Calculate the range of values that are within 2 standard errors of OUR sample slope ($\hat{\beta}_1$ = -0.04489):
\[\begin{split} \hat{\beta_1} \pm 2 s.e.(\hat{\beta}_1) & = \hspace{2in}\\ \end{split}\]

This is the 95% confidence interval (CI) for $\beta_1$! That is: though we don’t know $\beta_1$ (pretend), we are “95% confident” that it falls within the range of this interval.

We can get a more accurate confidence interval in RStudio:

confint(sample_mod)

Use the confidence interval to evaluate the claim that $\beta_1 < 0$, ie. that there’s a negative association between the median rent and the Republican votes in 2016.

8.3 Confidence interval simulation study

Exercise 8.14 As we saw in our simulation study of 500 samples, some samples are lucky and some aren’t. Is sample_50 one of the lucky samples? That is, did this sample produce a confidence interval that contains the true slope $\beta_1 = -0.0409$?

Exercise 8.15 The use of “95% confidence” (instead of 100% confidence) indicates that such unlucky samples are possible. But what exactly does “95% confidence” mean? To answer this question, let’s repeat our experiment 100 times. Try this on your own first. Hints are provided below as is a complete solution.

# Set the seed to 2018


# Take 100 samples of size 50 from politics
samples_50 <- 

# From each sample: calculate a confidence interval for the slope
# (Only keep the slope CIs, not the intercept CIs)
CIs_50 <-     

# Give meaningful variable names
names(CIs_50) <- c("replicate", "variable", "lower", "upper")

# Define new variables: 
# lucky = whether the CI covers -0.0409
# estimate = sample slope estimate
CIs_50 <- 

# Check it out
head(CIs_50)

HINTS

# Set the seed to 2018


# Take 100 samples of size 50 from politics
samples_50 <- ___

# From each sample: calculate a confidence interval for the slope
# (Only keep the slope CIs, not the intercept CIs)
CIs_50 <- ___ %>%    
    group_by(___) %>%     
    do(___ %>% tidy()) %>% 
    filter(___)    

# Give meaningful variable names
names(CIs_50) <- c("replicate", "variable", "lower", "upper")

# Define new variables: 
# lucky = whether the CI covers -0.0409
# estimate = sample slope estimate
CIs_50 <- CIs_50 %>% 
    ___(lucky = ___, estimate = ___)

# Check it out
head(CIs_50)

# Set the seed to 2018
set.seed(2018)

# Take 100 samples of size 50
samples_50 <- rep_sample_n(politics, size = 50, reps = 100, replace = FALSE)

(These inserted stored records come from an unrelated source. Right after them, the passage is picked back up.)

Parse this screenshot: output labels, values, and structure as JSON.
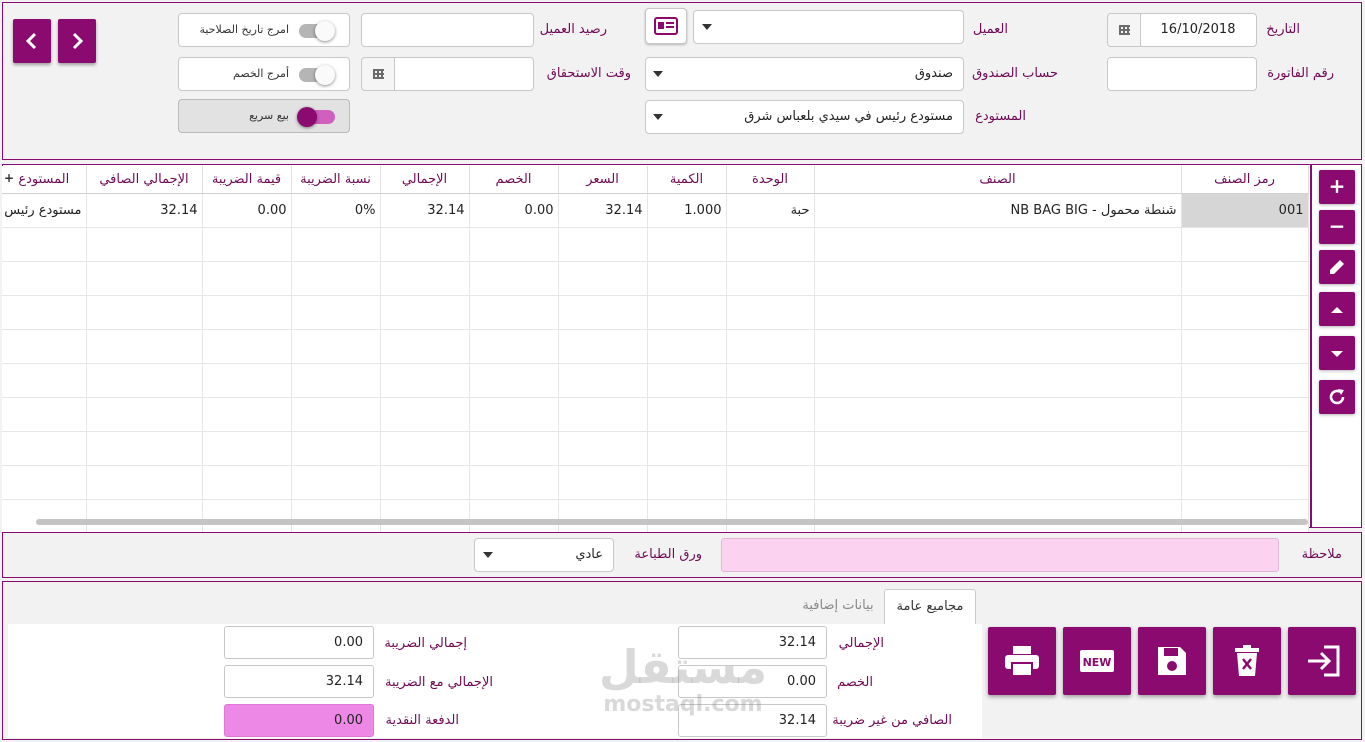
{
  "header": {
    "date_label": "التاريخ",
    "date_value": "16/10/2018",
    "invoice_no_label": "رقم الفاتورة",
    "invoice_no_value": "",
    "customer_label": "العميل",
    "customer_value": "",
    "cashbox_label": "حساب الصندوق",
    "cashbox_value": "صندوق",
    "warehouse_label": "المستودع",
    "warehouse_value": "مستودع رئيس في سيدي بلعباس شرق",
    "balance_label": "رصيد العميل",
    "balance_value": "",
    "due_label": "وقت الاستحقاق",
    "due_value": "",
    "toggle_expiry": "امرج تاريخ الصلاحية",
    "toggle_discount": "أمرج الخصم",
    "toggle_quick_sale": "بيع سريع",
    "toggle_expiry_on": false,
    "toggle_discount_on": false,
    "toggle_quick_sale_on": true
  },
  "table": {
    "columns": [
      "المستودع",
      "الإجمالي الصافي",
      "قيمة الضريبة",
      "نسبة الضريبة",
      "الإجمالي",
      "الخصم",
      "السعر",
      "الكمية",
      "الوحدة",
      "الصنف",
      "رمز الصنف"
    ],
    "rows": [
      [
        "مستودع رئيس",
        "32.14",
        "0.00",
        "0%",
        "32.14",
        "0.00",
        "32.14",
        "1.000",
        "حبة",
        "شنطة محمول - NB BAG BIG",
        "001"
      ]
    ]
  },
  "notes": {
    "note_label": "ملاحظة",
    "note_value": "",
    "paper_label": "ورق الطباعة",
    "paper_value": "عادي"
  },
  "tabs": {
    "general": "مجاميع عامة",
    "extra": "بيانات إضافية"
  },
  "totals": {
    "total_label": "الإجمالي",
    "total_value": "32.14",
    "discount_label": "الخصم",
    "discount_value": "0.00",
    "net_no_tax_label": "الصافي من غير ضريبة",
    "net_no_tax_value": "32.14",
    "tax_total_label": "إجمالي الضريبة",
    "tax_total_value": "0.00",
    "total_with_tax_label": "الإجمالي مع الضريبة",
    "total_with_tax_value": "32.14",
    "cash_payment_label": "الدفعة النقدية",
    "cash_payment_value": "0.00"
  },
  "watermark": {
    "arabic": "مستقل",
    "latin": "mostaql.com"
  },
  "colors": {
    "accent": "#8b0a6f",
    "note_bg": "#fbd3f0",
    "cash_bg": "#ee88e6"
  }
}
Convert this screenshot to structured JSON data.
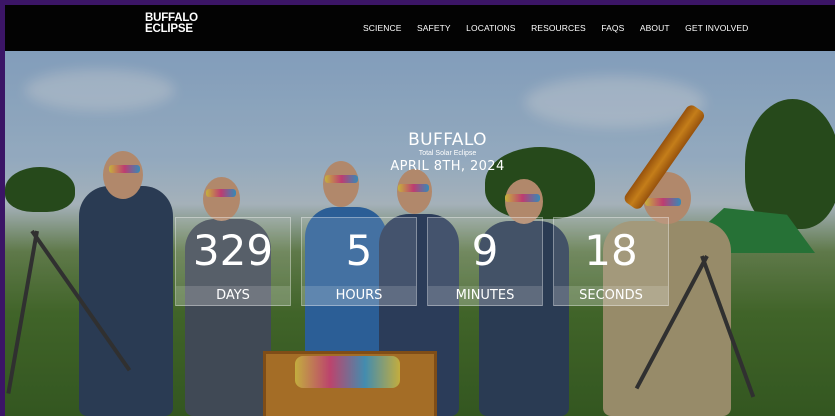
{
  "header": {
    "logo_line1": "BUFFALO",
    "logo_line2": "ECLIPSE",
    "nav": [
      "SCIENCE",
      "SAFETY",
      "LOCATIONS",
      "RESOURCES",
      "FAQS",
      "ABOUT",
      "GET INVOLVED"
    ]
  },
  "hero": {
    "city": "BUFFALO",
    "subtitle": "Total Solar Eclipse",
    "date": "APRIL 8TH, 2024",
    "countdown": [
      {
        "value": "329",
        "label": "DAYS"
      },
      {
        "value": "5",
        "label": "HOURS"
      },
      {
        "value": "9",
        "label": "MINUTES"
      },
      {
        "value": "18",
        "label": "SECONDS"
      }
    ]
  },
  "colors": {
    "outer_frame": "#3b1566",
    "navbar": "#030303",
    "text": "#ffffff",
    "accent_orange": "#f09a20",
    "grass_green": "#4f7a32"
  }
}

# From each sample: calculate a confidence interval for the slope
# (Only keep the slope CIs, not the intercept CIs)
CIs_50 <- samples_50 %>%    
    group_by(replicate) %>%     
    do(confint(lm(perrep_2016 ~ median_rent, data=.), level = 0.95) %>% tidy()) %>% 
    filter(.rownames == "median_rent")    

# Give meaningful variable names
names(CIs_50) <- c("replicate", "variable", "lower", "upper")

# Define new variables: 
# lucky = whether the CI covers -0.0409
# estimate = sample slope estimate
CIs_50 <- CIs_50 %>% 
    mutate(lucky = (lower < -0.0409 & upper > -0.0409), estimate = (upper + lower) / 2)

# Check it out
head(CIs_50)

Exercise 8.16 (Visualizing the simulated CIs) The code above produced 100 different 95% confidence intervals from 100 different samples of size 50. Check out a plot of these 100 intervals. In this plot, the 100 horizontal lines represent the 100 95% CIs. Each interval is centered at the corresponding sample slope $\hat{\beta}_1$ (represented by a dot). Intervals that do NOT cover the true $\beta = -0.0409$ are highlighted in red. Based on this plot, explain the meaning of “95% confidence”.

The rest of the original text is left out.